The tragedy is that the game lets them down. There are extensive singleplayer modes to practise and refine every single technique for every character, as well as an arcade mode and countless ways to customise fighters. But if the online matches aren’t fun for us to play then all the tournaments, ranking points and video channels are just so much fluff. It’s an impressive creation, but who cares?
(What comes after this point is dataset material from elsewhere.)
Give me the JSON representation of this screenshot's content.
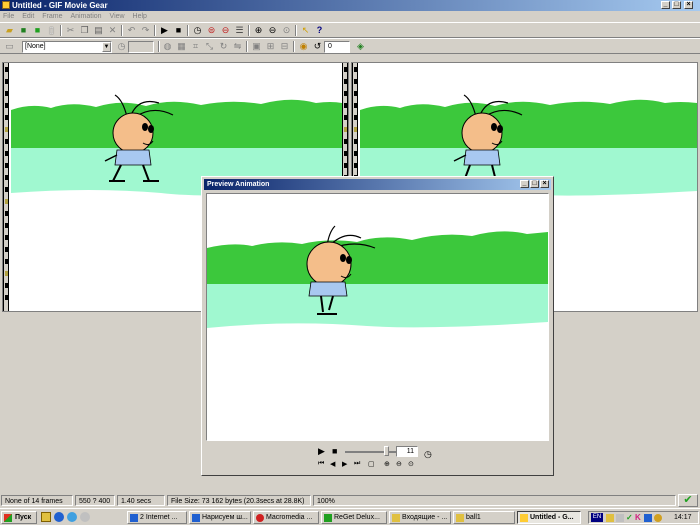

Don’t take that to imply this is a particularly good PC version, either. Street Fighter X Tekken is, as Capcom cheerfully admit, a functionally identical port of the Xbox 360 version. Bad enough, but the 360 version was inferior to the PlayStation 3’s in the first place, lacking local co-op play (in a team fighting game!), and your five gigabyte download includes a bevvy of characters locked until Capcom graciously allow you to buy them at some point in the future. Regardless of whether Street Fighter X Tekken is the best game in the world or not, that’s a scummy tactic – and Capcom’s money-obsessed form with Street Fighter IV suggests there’s a lot more to come.
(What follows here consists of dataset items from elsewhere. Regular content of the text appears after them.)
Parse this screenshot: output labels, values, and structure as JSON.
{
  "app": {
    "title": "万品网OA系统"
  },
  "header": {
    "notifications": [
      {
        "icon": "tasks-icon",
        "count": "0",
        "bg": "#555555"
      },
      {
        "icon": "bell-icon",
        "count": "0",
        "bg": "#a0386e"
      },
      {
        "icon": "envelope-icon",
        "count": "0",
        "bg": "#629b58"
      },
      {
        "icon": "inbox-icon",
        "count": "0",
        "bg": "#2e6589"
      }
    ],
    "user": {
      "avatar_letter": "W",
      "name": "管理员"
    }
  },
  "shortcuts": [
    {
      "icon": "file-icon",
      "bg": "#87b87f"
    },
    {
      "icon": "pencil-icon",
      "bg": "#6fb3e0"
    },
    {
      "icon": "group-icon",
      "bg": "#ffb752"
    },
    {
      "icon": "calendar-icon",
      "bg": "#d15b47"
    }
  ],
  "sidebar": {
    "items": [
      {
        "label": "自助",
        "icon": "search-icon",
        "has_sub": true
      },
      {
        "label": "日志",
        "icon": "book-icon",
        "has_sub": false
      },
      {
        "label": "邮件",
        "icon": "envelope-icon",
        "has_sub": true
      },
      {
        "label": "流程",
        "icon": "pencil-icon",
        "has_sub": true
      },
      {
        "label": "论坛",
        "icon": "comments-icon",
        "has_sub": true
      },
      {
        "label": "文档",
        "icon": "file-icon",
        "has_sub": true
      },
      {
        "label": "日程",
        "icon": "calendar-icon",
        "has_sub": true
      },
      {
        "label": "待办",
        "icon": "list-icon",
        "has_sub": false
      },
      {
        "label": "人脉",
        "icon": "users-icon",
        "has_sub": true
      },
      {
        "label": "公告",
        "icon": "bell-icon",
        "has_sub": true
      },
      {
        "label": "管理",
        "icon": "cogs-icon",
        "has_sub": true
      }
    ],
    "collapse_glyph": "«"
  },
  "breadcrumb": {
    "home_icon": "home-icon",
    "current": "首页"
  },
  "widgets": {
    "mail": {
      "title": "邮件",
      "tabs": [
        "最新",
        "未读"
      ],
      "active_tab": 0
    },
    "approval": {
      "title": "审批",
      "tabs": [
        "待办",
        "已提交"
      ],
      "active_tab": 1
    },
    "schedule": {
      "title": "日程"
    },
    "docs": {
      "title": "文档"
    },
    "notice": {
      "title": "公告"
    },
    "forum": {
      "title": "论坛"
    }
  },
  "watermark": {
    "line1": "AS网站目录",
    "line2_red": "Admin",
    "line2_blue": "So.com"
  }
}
None of this would matter if the fighting was better. There are stretches of X Tekken where it seems to work perfectly, with the right combinations of characters and similarly skilled players resulting in tense standoffs where every hit counts. But it’s never too long before the loading screen shows your opponent has picked Poison and Hugo, and you know before the fight starts that they’ve memorised these characters’ simple back-and-forth chains of combos. Those low expectations are duly realised. You should be excited when a fight’s starting, not resigned.

It feels almost incredible to say it, but Street Fighter X Tekken is a bad game. It doesn’t seem like a bad game, because everything looks amazing and in your hands the controls are fluid and punchy. But as soon as you start playing online, patterns are quickly spotted, and soon they become dominant themes. Such is the time you spend unable to influence the on-screen action that Street Fighter X Tekken just feels like a big drag.

Played offline or with a mate, this is a decent scrapper. But going beyond casual play is impossible, because Street Fighter X Tekken’s clearly deep combat system is riven by an all-consuming flaw that rapidly smothers your interest. This game was given an easy ride on consoles, but don’t be taken in. That’s not a gi Ryu’s wearing – it’s the emperor’s new clothes.